OpenAI Models, Codex, and Managed Agents Launch on Amazon Bedrock in Limited Preview

OpenAI and Amazon Web Services announced an expanded partnership on April 28 that brings OpenAI’s frontier models, Codex coding agent, and a new co-built Managed Agents service to Amazon Bedrock. The launch came exactly one day after OpenAI revised its partnership with Microsoft to end its exclusive cloud arrangement, clearing the path for multi-cloud distribution.

Three Products, One Launch

The partnership delivers three capabilities, all in limited preview with general availability expected in coming weeks, according to CNBC.

First, OpenAI’s latest frontier models including GPT-5.5 are now accessible through Amazon Bedrock. AWS customers can build with OpenAI models using their existing IAM, PrivateLink, guardrails, encryption, and CloudTrail logging. Usage applies toward existing AWS cloud commitments.

Second, Codex on Bedrock brings OpenAI’s coding agent into AWS environments. More than 4 million people now use Codex weekly, according to OpenAI, across code generation, system explanation, legacy codebase modernization, and professional workflows extending beyond coding. The integration supports Codex CLI, the desktop app, and the VS Code extension.
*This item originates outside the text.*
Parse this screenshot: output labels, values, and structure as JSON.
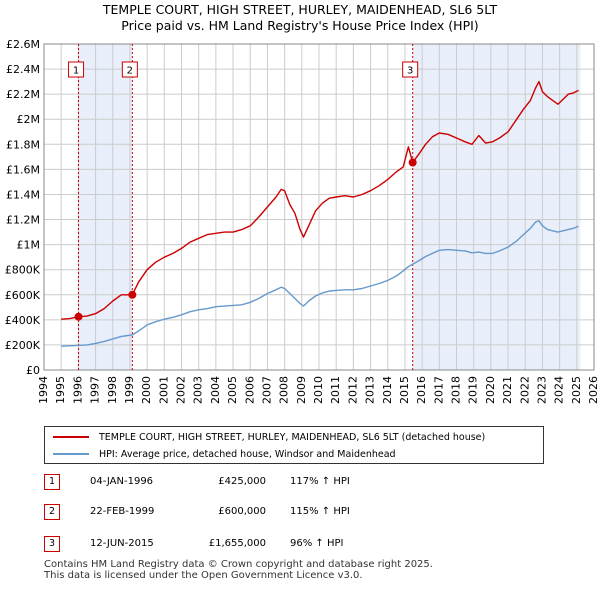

Third, Amazon Bedrock Managed Agents, powered by OpenAI, is a jointly built service for deploying production-ready agents. Each agent gets its own identity, logs every action, and runs within the customer’s environment with all inference on Bedrock. According to AWS, the service handles orchestration, tool use, and governance through integration with Amazon’s security and compliance controls, with Bedrock AgentCore providing the default compute environment.

The Microsoft Factor

“This is what our customers have been asking us for for a really long time,” AWS CEO Matt Garman said at the San Francisco launch event, according to CNBC.

OpenAI CEO Sam Altman appeared via recorded message, as he is currently in court in Oakland for his case against Elon Musk. The timing underscored how quickly OpenAI moved after the Microsoft exclusivity revision: the partnership terms changed on Monday, and the AWS products launched on Tuesday.

OpenAI’s revenue chief Denise Dresser had previewed the strategic logic in a memo to employees earlier in April, writing that the Microsoft relationship “has also limited our ability to meet enterprises where they are, for many that’s Bedrock.”

Building Blocks Already in Place

The AWS launch did not come from nowhere. In November 2025, OpenAI announced a $38 billion commitment with AWS, according to CNBC. Three months later, Amazon invested $50 billion in OpenAI, with OpenAI committing to use two gigawatts of AWS’s custom Trainium chips for model training. Until now, only open-weight models from OpenAI were available on AWS.

The Agent Distribution Race

The Managed Agents product is the most strategically significant of the three. Anthropic launched its own Managed Agents on Claude for enterprise customers in early April. Google has Vertex AI Agent Builder. Now OpenAI’s agents run natively on AWS infrastructure with inherited governance controls.

For enterprises already running workloads on AWS, the friction to deploy OpenAI-powered agents just dropped to near zero: same IAM, same billing, same compliance framework. The question for the next quarter is whether Managed Agents on Bedrock can close the gap between prototype and production faster than Anthropic’s offering on Google Cloud or standalone agent platforms that require separate governance layers.